Não teria muito sentido Deus se tornar homem, na Pessoa de Jesus, e, depois, na eternidade,
onde será estabelecido realmente o Seu Reino, deixar de exercer a sua realeza, visivelmente,
deixar de conviver com seus súditos. Ele estará entre nós porque Ele é o Deus conosco. Seu
governo será justo, governará com cetro de ferro, sem opressão, mas com amor; Seu povo o
louvará para sempre, à semelhança dos vinte e quatro anciãos no Apocalipse de João.

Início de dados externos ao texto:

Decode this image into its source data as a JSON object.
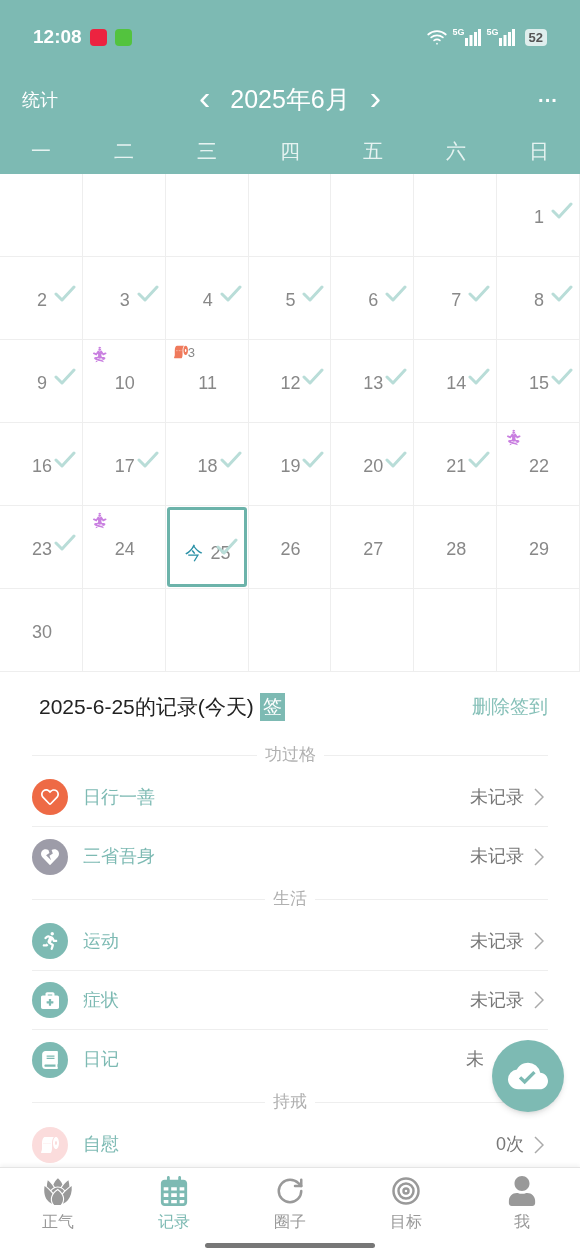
{
  "status_bar": {
    "time": "12:08",
    "network_1": "5G",
    "network_2": "5G",
    "battery": "52"
  },
  "header": {
    "left": "统计",
    "prev": "‹",
    "title": "2025年6月",
    "next": "›",
    "more": "···"
  },
  "weekdays": [
    "一",
    "二",
    "三",
    "四",
    "五",
    "六",
    "日"
  ],
  "calendar": {
    "today_label": "今",
    "days": [
      {
        "kind": "blank"
      },
      {
        "kind": "blank"
      },
      {
        "kind": "blank"
      },
      {
        "kind": "blank"
      },
      {
        "kind": "blank"
      },
      {
        "kind": "blank"
      },
      {
        "day": "1",
        "checked": true,
        "selected": false
      },
      {
        "day": "2",
        "checked": true,
        "selected": false
      },
      {
        "day": "3",
        "checked": true,
        "selected": false
      },
      {
        "day": "4",
        "checked": true,
        "selected": false
      },
      {
        "day": "5",
        "checked": true,
        "selected": false
      },
      {
        "day": "6",
        "checked": true,
        "selected": false
      },
      {
        "day": "7",
        "checked": true,
        "selected": false
      },
      {
        "day": "8",
        "checked": true,
        "selected": false
      },
      {
        "day": "9",
        "checked": true,
        "selected": false
      },
      {
        "day": "10",
        "checked": false,
        "selected": false,
        "mark": {
          "kind": "meditation"
        }
      },
      {
        "day": "11",
        "checked": false,
        "selected": false,
        "mark": {
          "kind": "roll",
          "count": "3"
        }
      },
      {
        "day": "12",
        "checked": true,
        "selected": false
      },
      {
        "day": "13",
        "checked": true,
        "selected": false
      },
      {
        "day": "14",
        "checked": true,
        "selected": false
      },
      {
        "day": "15",
        "checked": true,
        "selected": false
      },
      {
        "day": "16",
        "checked": true,
        "selected": false
      },
      {
        "day": "17",
        "checked": true,
        "selected": false
      },
      {
        "day": "18",
        "checked": true,
        "selected": false
      },
      {
        "day": "19",
        "checked": true,
        "selected": false
      },
      {
        "day": "20",
        "checked": true,
        "selected": false
      },
      {
        "day": "21",
        "checked": true,
        "selected": false
      },
      {
        "day": "22",
        "checked": false,
        "selected": false,
        "mark": {
          "kind": "meditation"
        }
      },
      {
        "day": "23",
        "checked": true,
        "selected": false
      },
      {
        "day": "24",
        "checked": false,
        "selected": false,
        "mark": {
          "kind": "meditation"
        }
      },
      {
        "day": "25",
        "checked": true,
        "selected": true,
        "today": true
      },
      {
        "day": "26",
        "checked": false,
        "selected": false
      },
      {
        "day": "27",
        "checked": false,
        "selected": false
      },
      {
        "day": "28",
        "checked": false,
        "selected": false
      },
      {
        "day": "29",
        "checked": false,
        "selected": false
      },
      {
        "day": "30",
        "checked": false,
        "selected": false
      }
    ]
  },
  "record": {
    "title": "2025-6-25的记录(今天)",
    "badge": "签",
    "action": "删除签到",
    "sections": [
      {
        "label": "功过格",
        "rows": [
          {
            "label": "日行一善",
            "value": "未记录",
            "color": "#ee6a45",
            "chevron": true
          },
          {
            "label": "三省吾身",
            "value": "未记录",
            "color": "#9d9ca8",
            "chevron": true
          }
        ]
      },
      {
        "label": "生活",
        "rows": [
          {
            "label": "运动",
            "value": "未记录",
            "color": "#7dbab3",
            "chevron": true
          },
          {
            "label": "症状",
            "value": "未记录",
            "color": "#7dbab3",
            "chevron": true
          },
          {
            "label": "日记",
            "value": "未",
            "color": "#7dbab3",
            "chevron": false
          }
        ]
      },
      {
        "label": "持戒",
        "rows": [
          {
            "label": "自慰",
            "value": "0次",
            "color": "#fbdcdc",
            "chevron": true
          }
        ]
      }
    ]
  },
  "tabs": [
    {
      "label": "正气",
      "selected": false
    },
    {
      "label": "记录",
      "selected": true
    },
    {
      "label": "圈子",
      "selected": false
    },
    {
      "label": "目标",
      "selected": false
    },
    {
      "label": "我",
      "selected": false
    }
  ]
}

Jesus geralmente ensinou como os rabinos judaicos por meio de ditos breves, ao invés de
extensos discursos, e muitos de seus mais importantes ditos são constituídos de parábolas,
provérbios e pronunciamentos isolados, respondendo a perguntas e reagindo a situações. Sua
autoridade foi reconhecida por todos seus ouvintes (Mt 7.28,29). Como se utilizava de
parábolas, sua compreensão era difícil para muitos e até mesmo para seus discípulos, para
quem Jesus as explicava, em particular. Dos ensinos de Jesus brotam três ênfases principais:
(a) a primeira ênfase recai sobre seu Pai divino, pois Jesus queria que seus discípulos se
relacionassem com o Pai com intimidade familiar, não com formalismos e ritualismos; (b) a
segunda ênfase era dada a possibilidade de uma nova vida aos seus ouvintes por meio do
arrependimento; (c) e a terceira ênfase dizia respeito a Si mesmo como Filho do Homem e o
Messias de Israel; através de Seus sinais e Suas palavras àqueles que atentassem descobririam
que Jesus é o Restaurador tanto de Israel como de todos aqueles que o recebiam como o
Messias de Deus. Portanto, atentar para os ensinos de Jesus constitui a melhor maneira de
perceber o ato reconciliador que Ele realizou por meio de suas atitudes e palavras, em uma
sociedade corrompida e vazia em sua vida espiritual, apesar de sua intensa religiosidade para
com Deus, por meio de seus constantes sacrifícios. Não podemos dividir estes ofícios.
Recebemos não apenas as consolações que advém do Sacerdócio de Cristo, mas as exigências
de arrependimento e fé que Ele nos faz como Profeta, e como Rei a exigência de toda nossa
vida, contra idéias antinomistas e de “crentes carnais”.